Saturday, December 26, 2015

A RATHER STRANGE...

... Christmas. The only contact we had with family was via iPhone, Skype, and Face Time! Which, this time, should be considered treasured gifts. We spoke with my younger son, Jason, in frigid Iowa, on the telephone. He fares well, with his beloved guitars--a wall of them--his carefully appointed house, his art collection, and his dog Louis.  We had a lovely Skype session, connecting in the warm South of France with my older son, Matthew, along with his wife, Diane, and their three children, Alice, Georgia and Joe. They are spending the holidays at the home of Diane's parents, Helena and Leslie, and we managed to spend a few moments with Leslie, too. Our daughter, Sarah, Face Time'd (a verb?) us from Washington D.C., where she and (now 4-year old!) Luka are staying at the Georgetown home of Sarah's friend, Tim's parents, David and Chloe, and having the best of times. A stream of images arrived from them in the course of Christmas Day...

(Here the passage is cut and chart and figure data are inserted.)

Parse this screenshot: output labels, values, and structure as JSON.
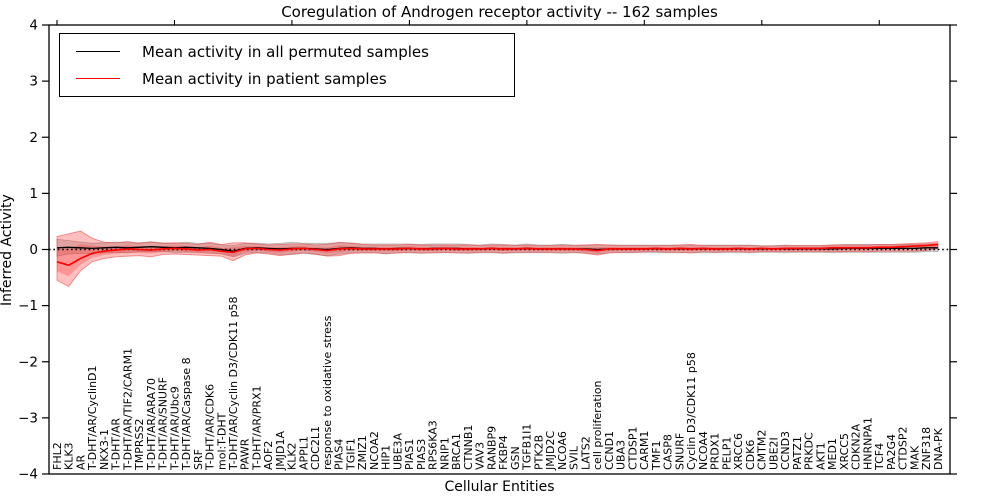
{
  "title": "Coregulation of Androgen receptor activity -- 162 samples",
  "axes": {
    "ylabel": "Inferred Activity",
    "xlabel": "Cellular Entities",
    "ytick_labels": [
      "4",
      "3",
      "2",
      "1",
      "0",
      "−1",
      "−2",
      "−3",
      "−4"
    ],
    "ytick_values": [
      4,
      3,
      2,
      1,
      0,
      -1,
      -2,
      -3,
      -4
    ]
  },
  "legend": {
    "entries": [
      {
        "label": "Mean activity in all permuted samples",
        "color": "#000000"
      },
      {
        "label": "Mean activity in patient samples",
        "color": "#ff0000"
      }
    ]
  },
  "chart_data": {
    "type": "line",
    "title": "Coregulation of Androgen receptor activity -- 162 samples",
    "xlabel": "Cellular Entities",
    "ylabel": "Inferred Activity",
    "ylim": [
      -4,
      4
    ],
    "zero_reference_line": true,
    "legend_position": "upper left",
    "categories": [
      "FHL2",
      "KLK3",
      "AR",
      "T-DHT/AR/CyclinD1",
      "NKX3-1",
      "T-DHT/AR",
      "T-DHT/AR/TIF2/CARM1",
      "TMPRSS2",
      "T-DHT/AR/ARA70",
      "T-DHT/AR/SNURF",
      "T-DHT/AR/Ubc9",
      "T-DHT/AR/Caspase 8",
      "SRF",
      "T-DHT/AR/CDK6",
      "mol:T-DHT",
      "T-DHT/AR/Cyclin D3/CDK11 p58",
      "PAWR",
      "T-DHT/AR/PRX1",
      "AOF2",
      "JMJD1A",
      "KLK2",
      "APPL1",
      "CDC2L1",
      "response to oxidative stress",
      "PIAS4",
      "TGIF1",
      "ZMIZ1",
      "NCOA2",
      "HIP1",
      "UBE3A",
      "PIAS1",
      "PIAS3",
      "RPS6KA3",
      "NRIP1",
      "BRCA1",
      "CTNNB1",
      "VAV3",
      "RANBP9",
      "FKBP4",
      "GSN",
      "TGFB1I1",
      "PTK2B",
      "JMJD2C",
      "NCOA6",
      "SVIL",
      "LATS2",
      "cell proliferation",
      "CCND1",
      "UBA3",
      "CTDSP1",
      "CARM1",
      "TMF1",
      "CASP8",
      "SNURF",
      "Cyclin D3/CDK11 p58",
      "NCOA4",
      "PRDX1",
      "PELP1",
      "XRCC6",
      "CDK6",
      "CMTM2",
      "UBE2I",
      "CCND3",
      "PATZ1",
      "PRKDC",
      "AKT1",
      "MED1",
      "XRCC5",
      "CDKN2A",
      "HNRNPA1",
      "TCF4",
      "PA2G4",
      "CTDSP2",
      "MAK",
      "ZNF318",
      "DNA-PK"
    ],
    "series": [
      {
        "name": "Mean activity in all permuted samples",
        "color": "#000000",
        "band_color": "#787878",
        "values": [
          0.03,
          0.04,
          0.03,
          0.02,
          0.03,
          0.04,
          0.03,
          0.04,
          0.05,
          0.04,
          0.03,
          0.04,
          0.03,
          0.02,
          0.0,
          -0.03,
          0.02,
          0.03,
          0.02,
          0.01,
          0.02,
          0.02,
          0.01,
          0.0,
          0.02,
          0.03,
          0.02,
          0.02,
          0.01,
          0.02,
          0.02,
          0.01,
          0.02,
          0.02,
          0.02,
          0.01,
          0.01,
          0.02,
          0.01,
          0.01,
          0.02,
          0.01,
          0.01,
          0.01,
          0.01,
          0.01,
          0.0,
          0.01,
          0.01,
          0.01,
          0.01,
          0.01,
          0.01,
          0.01,
          0.01,
          0.01,
          0.01,
          0.01,
          0.01,
          0.01,
          0.01,
          0.01,
          0.01,
          0.01,
          0.01,
          0.01,
          0.01,
          0.02,
          0.02,
          0.02,
          0.02,
          0.02,
          0.02,
          0.02,
          0.03,
          0.03
        ],
        "band_halfwidth": [
          0.15,
          0.12,
          0.1,
          0.09,
          0.09,
          0.09,
          0.09,
          0.08,
          0.09,
          0.08,
          0.08,
          0.09,
          0.08,
          0.09,
          0.08,
          0.1,
          0.09,
          0.08,
          0.08,
          0.1,
          0.11,
          0.09,
          0.1,
          0.11,
          0.1,
          0.09,
          0.08,
          0.08,
          0.09,
          0.08,
          0.08,
          0.08,
          0.08,
          0.08,
          0.08,
          0.08,
          0.07,
          0.08,
          0.08,
          0.07,
          0.08,
          0.07,
          0.07,
          0.08,
          0.07,
          0.07,
          0.08,
          0.07,
          0.07,
          0.07,
          0.07,
          0.07,
          0.07,
          0.07,
          0.07,
          0.07,
          0.07,
          0.07,
          0.07,
          0.07,
          0.06,
          0.06,
          0.07,
          0.06,
          0.06,
          0.06,
          0.07,
          0.07,
          0.07,
          0.07,
          0.07,
          0.07,
          0.07,
          0.07,
          0.07,
          0.07
        ]
      },
      {
        "name": "Mean activity in patient samples",
        "color": "#ff0000",
        "band_color": "#ff0000",
        "values": [
          -0.22,
          -0.28,
          -0.16,
          -0.07,
          -0.03,
          -0.01,
          0.01,
          0.0,
          -0.01,
          0.01,
          0.02,
          0.01,
          -0.01,
          0.0,
          -0.03,
          -0.05,
          0.01,
          0.02,
          0.0,
          -0.01,
          0.01,
          0.02,
          0.0,
          -0.02,
          0.01,
          0.02,
          0.01,
          0.01,
          0.01,
          0.01,
          0.02,
          0.01,
          0.01,
          0.02,
          0.01,
          0.01,
          0.01,
          0.02,
          0.01,
          0.01,
          0.02,
          0.01,
          0.01,
          0.01,
          0.01,
          0.0,
          -0.02,
          0.01,
          0.01,
          0.01,
          0.01,
          0.02,
          0.01,
          0.02,
          0.01,
          0.02,
          0.01,
          0.01,
          0.02,
          0.01,
          0.02,
          0.01,
          0.02,
          0.02,
          0.02,
          0.02,
          0.03,
          0.03,
          0.03,
          0.03,
          0.04,
          0.04,
          0.05,
          0.06,
          0.07,
          0.09
        ],
        "band_upper": [
          0.23,
          0.28,
          0.33,
          0.2,
          0.13,
          0.12,
          0.14,
          0.11,
          0.13,
          0.11,
          0.12,
          0.11,
          0.09,
          0.13,
          0.09,
          0.12,
          0.12,
          0.1,
          0.08,
          0.09,
          0.1,
          0.1,
          0.08,
          0.09,
          0.13,
          0.11,
          0.09,
          0.08,
          0.08,
          0.08,
          0.09,
          0.08,
          0.08,
          0.08,
          0.08,
          0.08,
          0.07,
          0.08,
          0.08,
          0.07,
          0.08,
          0.07,
          0.07,
          0.08,
          0.07,
          0.08,
          0.09,
          0.08,
          0.07,
          0.07,
          0.07,
          0.07,
          0.07,
          0.08,
          0.09,
          0.07,
          0.07,
          0.07,
          0.07,
          0.07,
          0.06,
          0.06,
          0.07,
          0.07,
          0.07,
          0.07,
          0.08,
          0.08,
          0.08,
          0.08,
          0.09,
          0.09,
          0.1,
          0.11,
          0.12,
          0.14
        ],
        "band_lower": [
          -0.55,
          -0.66,
          -0.38,
          -0.22,
          -0.16,
          -0.13,
          -0.12,
          -0.11,
          -0.13,
          -0.09,
          -0.08,
          -0.09,
          -0.1,
          -0.11,
          -0.12,
          -0.2,
          -0.1,
          -0.06,
          -0.08,
          -0.11,
          -0.08,
          -0.06,
          -0.08,
          -0.12,
          -0.11,
          -0.07,
          -0.06,
          -0.06,
          -0.07,
          -0.06,
          -0.05,
          -0.06,
          -0.06,
          -0.05,
          -0.06,
          -0.06,
          -0.05,
          -0.05,
          -0.06,
          -0.05,
          -0.05,
          -0.05,
          -0.05,
          -0.05,
          -0.05,
          -0.07,
          -0.1,
          -0.06,
          -0.05,
          -0.05,
          -0.04,
          -0.04,
          -0.05,
          -0.05,
          -0.06,
          -0.04,
          -0.05,
          -0.04,
          -0.04,
          -0.05,
          -0.04,
          -0.04,
          -0.04,
          -0.04,
          -0.04,
          -0.04,
          -0.04,
          -0.04,
          -0.04,
          -0.04,
          -0.03,
          -0.03,
          -0.03,
          -0.03,
          -0.02,
          0.02
        ]
      }
    ]
  }
}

So, yes, a wonderful family.  We loved hearing from them all, but could not help feeling sad that we are all so far distant from each other.  We're more than grateful for the electronic contact, but it's not the same as sitting around a table.  Come August this year, we plan to do this--sit together, as many of us as possible--around a table, to celebrate the Very Big Birthday I'm anticipating then.

Also strange, because no family, to go to the movies on Christmas Day. Though, it seems, not so strange, because we never saw so many people at the multiplex we frequent. What were they all doing there? What were we doing there? The line was so long at the box office that most of us, ourselves included, missed the start of the movie they had come to see and had to choose another. I ended up googling, as we stood in line, and buying tickets online instead of waiting for the box office. Then we had to stand in a second line to pick up the tickets I had managed to buy on my telephone. As John Lennon said in song I love, "Strange days, indeed."

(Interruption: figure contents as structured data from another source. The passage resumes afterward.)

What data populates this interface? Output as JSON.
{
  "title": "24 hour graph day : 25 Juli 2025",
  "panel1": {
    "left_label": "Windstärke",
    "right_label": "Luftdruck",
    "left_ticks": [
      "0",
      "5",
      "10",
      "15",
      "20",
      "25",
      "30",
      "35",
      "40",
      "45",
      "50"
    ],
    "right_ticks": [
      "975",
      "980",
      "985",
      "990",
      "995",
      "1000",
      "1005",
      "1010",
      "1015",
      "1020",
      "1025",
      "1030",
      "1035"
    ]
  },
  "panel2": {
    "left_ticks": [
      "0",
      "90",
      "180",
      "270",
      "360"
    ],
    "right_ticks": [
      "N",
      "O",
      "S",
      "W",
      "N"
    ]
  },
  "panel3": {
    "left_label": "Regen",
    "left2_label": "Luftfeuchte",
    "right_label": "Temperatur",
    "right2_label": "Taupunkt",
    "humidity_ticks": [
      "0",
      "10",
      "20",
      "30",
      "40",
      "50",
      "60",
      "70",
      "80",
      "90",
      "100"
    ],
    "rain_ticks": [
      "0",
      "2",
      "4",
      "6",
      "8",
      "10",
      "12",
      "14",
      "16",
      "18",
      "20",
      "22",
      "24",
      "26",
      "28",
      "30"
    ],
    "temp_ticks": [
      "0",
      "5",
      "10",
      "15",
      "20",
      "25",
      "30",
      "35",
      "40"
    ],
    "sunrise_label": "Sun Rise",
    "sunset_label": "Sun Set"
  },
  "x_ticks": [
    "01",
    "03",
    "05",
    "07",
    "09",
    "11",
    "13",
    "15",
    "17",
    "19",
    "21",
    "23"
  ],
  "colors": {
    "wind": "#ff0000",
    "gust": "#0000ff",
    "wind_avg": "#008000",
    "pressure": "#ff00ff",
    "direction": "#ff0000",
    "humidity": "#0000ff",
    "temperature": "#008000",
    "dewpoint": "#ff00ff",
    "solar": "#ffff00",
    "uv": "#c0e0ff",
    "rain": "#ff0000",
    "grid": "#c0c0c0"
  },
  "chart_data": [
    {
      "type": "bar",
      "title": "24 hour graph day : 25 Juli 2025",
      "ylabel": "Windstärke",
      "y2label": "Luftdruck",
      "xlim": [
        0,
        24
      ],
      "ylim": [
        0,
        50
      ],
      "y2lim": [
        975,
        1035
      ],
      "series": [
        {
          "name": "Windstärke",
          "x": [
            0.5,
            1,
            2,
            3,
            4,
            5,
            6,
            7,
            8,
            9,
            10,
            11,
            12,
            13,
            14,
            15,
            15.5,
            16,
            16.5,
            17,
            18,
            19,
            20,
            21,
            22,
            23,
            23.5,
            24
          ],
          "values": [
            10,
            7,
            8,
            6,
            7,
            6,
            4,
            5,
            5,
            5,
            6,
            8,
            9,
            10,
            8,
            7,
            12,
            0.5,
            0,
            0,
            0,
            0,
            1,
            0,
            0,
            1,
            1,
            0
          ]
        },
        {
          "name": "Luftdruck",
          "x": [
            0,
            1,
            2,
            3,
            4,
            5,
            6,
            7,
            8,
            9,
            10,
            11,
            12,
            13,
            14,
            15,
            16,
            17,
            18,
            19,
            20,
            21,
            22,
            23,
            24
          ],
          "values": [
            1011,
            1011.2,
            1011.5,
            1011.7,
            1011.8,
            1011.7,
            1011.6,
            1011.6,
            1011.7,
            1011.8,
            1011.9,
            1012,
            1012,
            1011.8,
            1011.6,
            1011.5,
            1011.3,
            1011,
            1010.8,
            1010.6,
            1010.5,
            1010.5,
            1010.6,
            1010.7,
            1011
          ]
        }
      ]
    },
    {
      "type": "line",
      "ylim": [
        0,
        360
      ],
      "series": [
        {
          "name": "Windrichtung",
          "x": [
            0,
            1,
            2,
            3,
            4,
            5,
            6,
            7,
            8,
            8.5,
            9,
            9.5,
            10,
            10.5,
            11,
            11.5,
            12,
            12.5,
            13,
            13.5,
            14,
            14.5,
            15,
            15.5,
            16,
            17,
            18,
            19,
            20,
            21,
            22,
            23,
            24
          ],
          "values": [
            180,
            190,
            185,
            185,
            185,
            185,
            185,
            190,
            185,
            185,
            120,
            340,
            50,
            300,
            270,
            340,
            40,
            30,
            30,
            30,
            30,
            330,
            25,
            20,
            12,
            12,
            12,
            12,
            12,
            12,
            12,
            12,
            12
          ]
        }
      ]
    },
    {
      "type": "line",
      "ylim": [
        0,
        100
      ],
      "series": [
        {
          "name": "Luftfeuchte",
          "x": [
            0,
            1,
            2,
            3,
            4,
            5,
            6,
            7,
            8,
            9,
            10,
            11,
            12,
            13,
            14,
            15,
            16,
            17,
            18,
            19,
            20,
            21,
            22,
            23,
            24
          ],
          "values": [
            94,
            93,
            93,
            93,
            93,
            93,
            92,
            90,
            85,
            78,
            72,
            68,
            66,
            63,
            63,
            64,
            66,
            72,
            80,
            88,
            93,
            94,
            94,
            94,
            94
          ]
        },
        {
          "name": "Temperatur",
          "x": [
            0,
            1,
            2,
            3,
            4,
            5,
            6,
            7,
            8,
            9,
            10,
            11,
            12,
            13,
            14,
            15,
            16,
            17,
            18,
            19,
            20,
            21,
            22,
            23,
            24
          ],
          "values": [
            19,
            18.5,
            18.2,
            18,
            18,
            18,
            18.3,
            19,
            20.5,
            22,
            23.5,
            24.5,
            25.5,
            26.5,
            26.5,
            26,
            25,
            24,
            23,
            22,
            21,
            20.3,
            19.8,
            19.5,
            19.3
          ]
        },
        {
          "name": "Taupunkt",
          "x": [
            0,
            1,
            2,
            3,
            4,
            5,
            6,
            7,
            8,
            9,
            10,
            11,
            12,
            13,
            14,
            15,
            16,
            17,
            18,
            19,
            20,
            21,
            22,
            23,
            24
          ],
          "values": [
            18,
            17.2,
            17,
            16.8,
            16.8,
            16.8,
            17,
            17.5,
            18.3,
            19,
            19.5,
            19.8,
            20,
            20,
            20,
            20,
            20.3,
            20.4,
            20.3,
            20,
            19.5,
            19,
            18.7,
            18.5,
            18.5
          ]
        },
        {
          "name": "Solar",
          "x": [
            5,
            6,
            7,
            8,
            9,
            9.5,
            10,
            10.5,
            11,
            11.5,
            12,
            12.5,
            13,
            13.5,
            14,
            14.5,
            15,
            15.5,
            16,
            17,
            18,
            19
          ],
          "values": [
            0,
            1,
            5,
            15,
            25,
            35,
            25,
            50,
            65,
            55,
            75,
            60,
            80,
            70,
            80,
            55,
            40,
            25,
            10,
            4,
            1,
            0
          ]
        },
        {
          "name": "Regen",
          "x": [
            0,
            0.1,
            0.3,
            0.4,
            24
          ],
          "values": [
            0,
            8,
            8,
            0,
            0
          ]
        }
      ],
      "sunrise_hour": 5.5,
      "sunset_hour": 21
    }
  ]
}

Our second choice turned out to be truly terrific movie: The Danish Girl is the story of a delightful couple--painters, both--confronted with the man's slow and painful acknowledgement that he is, in fact, a woman.  Their journey, from light-hearted pretense to mutual agony, is told with slow deliberation, in images as carefully constructed and as affecting as the paintings they both make... But this is not a film review. It's just to say, don't miss this one. You'll end up in tears, but of the good kind.

A bowl of soup and a piece of toasted bagel for Christmas dinner. We even forgot to light the fire in the fireplace. We wish to all our fellow human beings as many blessings as we have ourselves.